Todo empleado, sin excepción y a lo que se dedique, tiene como metas crecer en lo que realiza, ser especialista, tener un aumento, lograr estabilidad o ser exitoso, por lo que se trabaja constantemente, pero ¿realmente esto es suficiente?

Por años hemos escuchado que las personas exitosas trabajan largas horas, se entregan de lleno al trabajo e incluso sacrifican otros aspectos de su vida, como el tiempo con su familia, amigos o pareja, y no porque no quieran convivir con ellos, sino que se prioriza tanto el trabajo que lo demás puede pasar inadvertido. Esto, en lugar de ayudar a lograr las metas, es una fórmula que conduce directamente al fracaso, decepción, frustración y otros problemas.

Ejemplo de ello son Steve Magness y Brad Stulberg, quienes en su juventud, uno era atleta que corría un cuarto de milla en 3:46 minutos y quien se obsesionó tanto con el ejercicio que se convirtió en uno de los mejores corredores universitarios (Steve), mientras que Brad era consejero de directores generales de empresas multimillonarias e incluso diseñó un modelo que predeciría los efectos de la reforma sanitaria de Estados Unidos, tarea a la que se dedicó día y noche sin parar, generándole ansiedad y estrés.

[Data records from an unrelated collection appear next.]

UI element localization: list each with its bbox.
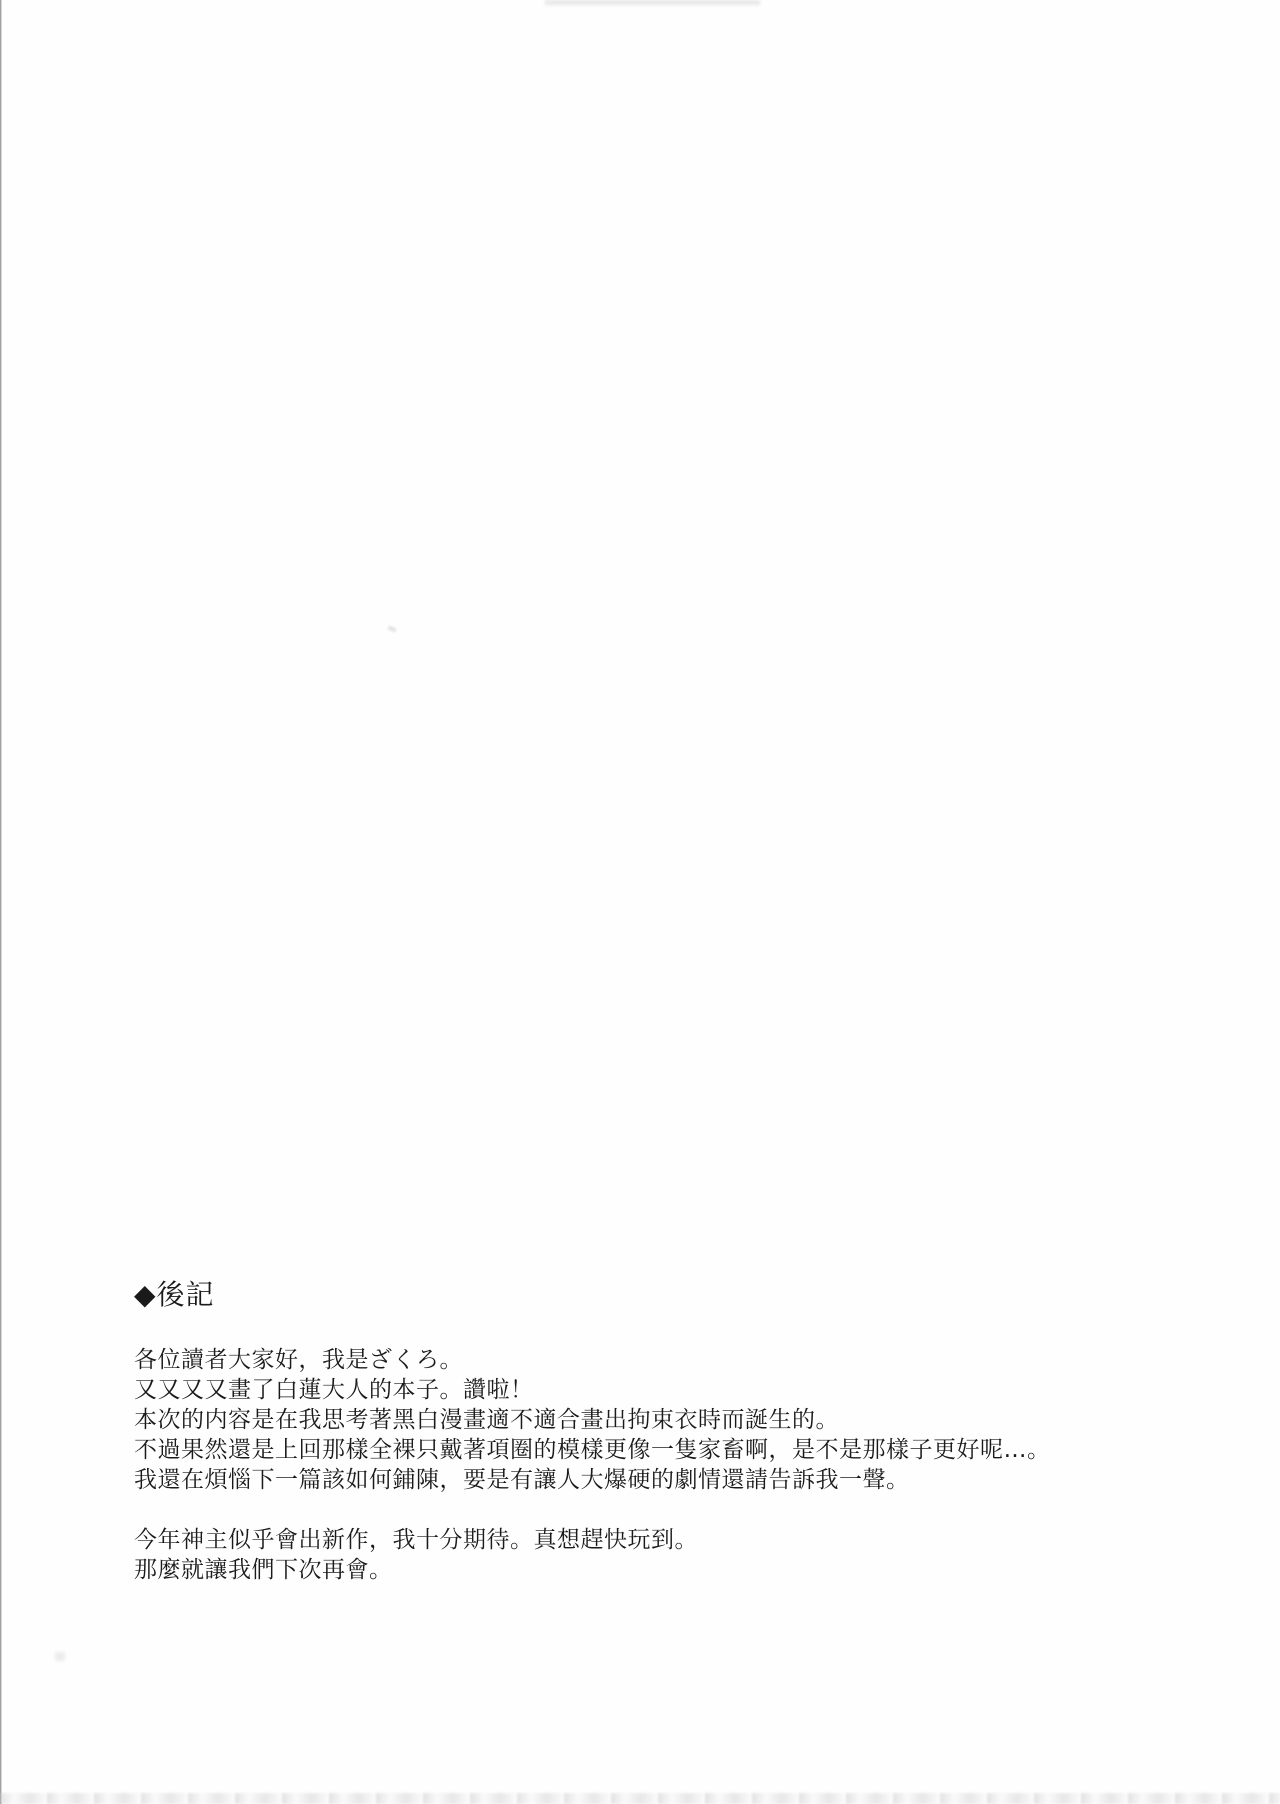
afterword-heading: ◆後記 — [134, 1279, 1051, 1311]
scan-smudge-top — [545, 0, 760, 5]
scan-edge-left — [0, 0, 2, 1804]
afterword-body: 各位讀者大家好，我是ざくろ。 又又又又畫了白蓮大人的本子。讚啦！ 本次的内容是在… — [134, 1345, 1051, 1585]
scan-speck — [55, 1652, 65, 1661]
afterword-line: 又又又又畫了白蓮大人的本子。讚啦！ — [134, 1375, 1051, 1405]
afterword-line: 今年神主似乎會出新作，我十分期待。真想趕快玩到。 — [134, 1525, 1051, 1555]
afterword-line: 本次的内容是在我思考著黑白漫畫適不適合畫出拘束衣時而誕生的。 — [134, 1405, 1051, 1435]
afterword-line: 各位讀者大家好，我是ざくろ。 — [134, 1345, 1051, 1375]
scan-speck — [388, 625, 397, 632]
afterword-section: ◆後記 各位讀者大家好，我是ざくろ。 又又又又畫了白蓮大人的本子。讚啦！ 本次的… — [134, 1279, 1051, 1585]
paragraph-gap — [134, 1495, 1051, 1525]
afterword-line: 不過果然還是上回那樣全裸只戴著項圈的模樣更像一隻家畜啊，是不是那樣子更好呢…。 — [134, 1435, 1051, 1465]
scan-edge-bottom — [0, 1793, 1280, 1804]
afterword-line: 那麼就讓我們下次再會。 — [134, 1555, 1051, 1585]
scanned-afterword-page: ◆後記 各位讀者大家好，我是ざくろ。 又又又又畫了白蓮大人的本子。讚啦！ 本次的… — [0, 0, 1280, 1804]
afterword-line: 我還在煩惱下一篇該如何鋪陳，要是有讓人大爆硬的劇情還請告訴我一聲。 — [134, 1465, 1051, 1495]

Se podría pensar que ambos destacaron; sin embargo, Steve no volvió a tener una carrera y al dejar la casa Blanca, Brad no recibió una oferta de trabajo ni fue socio de una prestigiosa empresa. En cambio, su salud se dañó y sus ilusiones y entusiasmo se desvanecieron. 

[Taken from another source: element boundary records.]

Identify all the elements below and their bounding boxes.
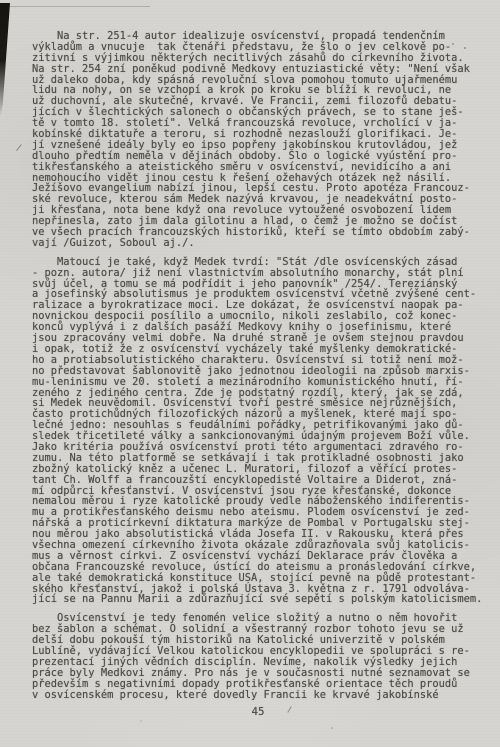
pencil-mark [287, 706, 291, 713]
scan-artifact-hairline [0, 6, 150, 7]
text-line: mu-leninismu ve 20. století a mezinárodn… [32, 377, 488, 388]
text-line: no představovat šablonovitě jako jednotn… [32, 366, 488, 377]
scan-artifact-wedge [0, 3, 10, 118]
screenshot-root: { "colors": { "paper": "#d6d4d0", "ink":… [0, 0, 500, 747]
text-line: v osvícenském procesu, které dovedly Fra… [32, 690, 488, 701]
page-text: Na str. 251-4 autor idealizuje osvícenst… [32, 31, 488, 700]
text-line: občana Francouzské revoluce, ústící do a… [32, 562, 488, 573]
scan-speck [331, 727, 333, 729]
text-line: tant Ch. Wolff a francouzští encyklopedi… [32, 475, 488, 486]
pencil-mark [16, 144, 22, 151]
scanned-page: Na str. 251-4 autor idealizuje osvícenst… [0, 0, 500, 747]
text-line: především s negativními dopady protikřes… [32, 679, 488, 690]
text-line: vají /Guizot, Soboul aj./. [32, 238, 488, 249]
page-number: 45 [251, 705, 264, 718]
text-line: - pozn. autora/ již není vlastnictvím ab… [32, 268, 488, 279]
text-line: zbožný katolický kněz a učenec L. Murato… [32, 464, 488, 475]
paragraph: Na str. 251-4 autor idealizuje osvícenst… [32, 31, 488, 249]
paragraph: Matoucí je také, když Medek tvrdí: "Stát… [32, 257, 488, 606]
text-line: ale také demokratická konstituce USA, st… [32, 573, 488, 584]
scan-speck [140, 720, 142, 722]
text-line: jící se na Pannu Marii a zdůrazňující sv… [32, 594, 488, 605]
text-line: Na str. 254 zní poněkud podivně Medkovy … [32, 64, 488, 75]
paragraph: Osvícenství je tedy fenomén velice složi… [32, 613, 488, 700]
text-line: tikřesťanského a ateistického směru v os… [32, 162, 488, 173]
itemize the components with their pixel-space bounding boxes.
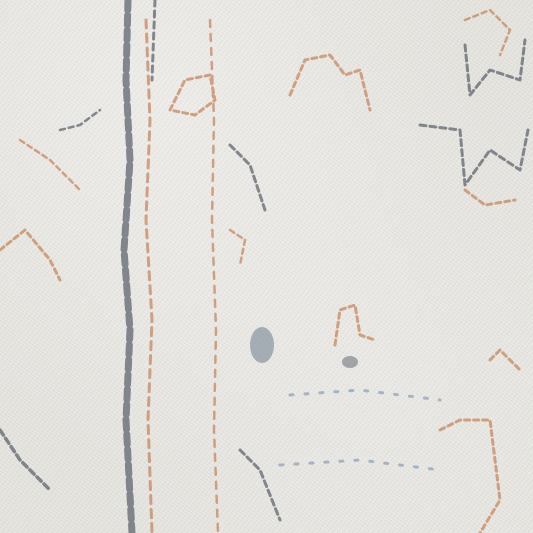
- rug-pattern: [0, 0, 533, 533]
- rug-texture-photo: [0, 0, 533, 533]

“Estas historias no son únicas. Ocurren en todas partes y le pueden suceder a cualquiera”, indica Brad y Steve, autores del libro Máximo rendimiento, quienes se cuestionaron si “¿es posible un máximo rendimiento sano y sostenible? Si es así, ¿cómo? ¿Cuál es el secreto? ¿Cuáles son, si es que hay algunos, los principios que subyacen tras el alto rendimiento? ¿Cómo puede la gente como nosotros —es decir, prácticamente cualquier persona— adoptarlos?”.

La fórmula

Al igual que al hacer ejercicio, si queremos bajar de peso y aumentar la masa muscular, el cuerpo necesita descanso del trabajo o, de lo contrario, sólo quedaremos agotados y sin alcanzar nuestras metas. De esta manera, la mente se recupera y fortalece.

“No podemos utilizar nuestra mente de forma constante sin experimentar cansancio en algún momento. Esto nos lleva a una fórmula: esfuerzo + descanso = desarrollo”.

No descansar bien genera la acumulación de estrés excesivo al que el cuerpo no puede adaptarse. Contrario a la idea de que el estrés ayuda a trabajar mejor, el organismo y mente se deterioran provocando una etapa de agotamiento (estrés crónico), el cual daña el trabajo y especialmente la salud. Sin embargo, el estrés también es bueno, si se aplica en la dosis correcta.

El psicólogo Mihaly Csikszentmihalyi se dio cuenta de que los triunfadores lograban sus mentas si se esforzaban hasta su límite y un poco más sin sentirse aturdidos. Así, planteó trabajar con retos apenas manejables, aquellos que hacen sentir a la persona un poco fuera de control o con carga, pero sin generar demasiada ansiedad.

“Cuando la tarea está ligeramente más allá de tus capacidades, estás en el punto ideal”, dicen los autores.

Si una tarea está por debajo de un desafío, hará que sientas que lo tienes en el bolsillo por ser demasiado fácil y no requerirá el esfuerzo que ayude de estímulo al crecimiento. Ahora que si es superior, que produce la sensación enervante de escuchar los latidos de tu corazón, hará difícil concentrarse. Hay que encontrar el punto medio.

No seas multitask

Otra idea para tener éxito es ser multitareas porque permitirá ser más productivo, lo cual es falso. 

Nuestros cerebros no son computadoras y aun para quienes presumen hacer varias cosas a la vez, escáneres de imágenes cerebrales, han revelado que no pueden estar en dos tareas a la vez con un nivel elevado de calidad.

Al hacer varias tareas a la vez, el cerebro destina sólo una parte de la capacidad cognitiva a cada una, dejando como consecuencia una baja calidad e, irónicamente, arrebata hasta 40% del tiempo productivo de la persona y aunque parezca que se hace el doble de cosas, no es ni la mitad.

También causa mala memoria a largo plazo, lentitud para identificar patrones y menor eficacia al filtrar información.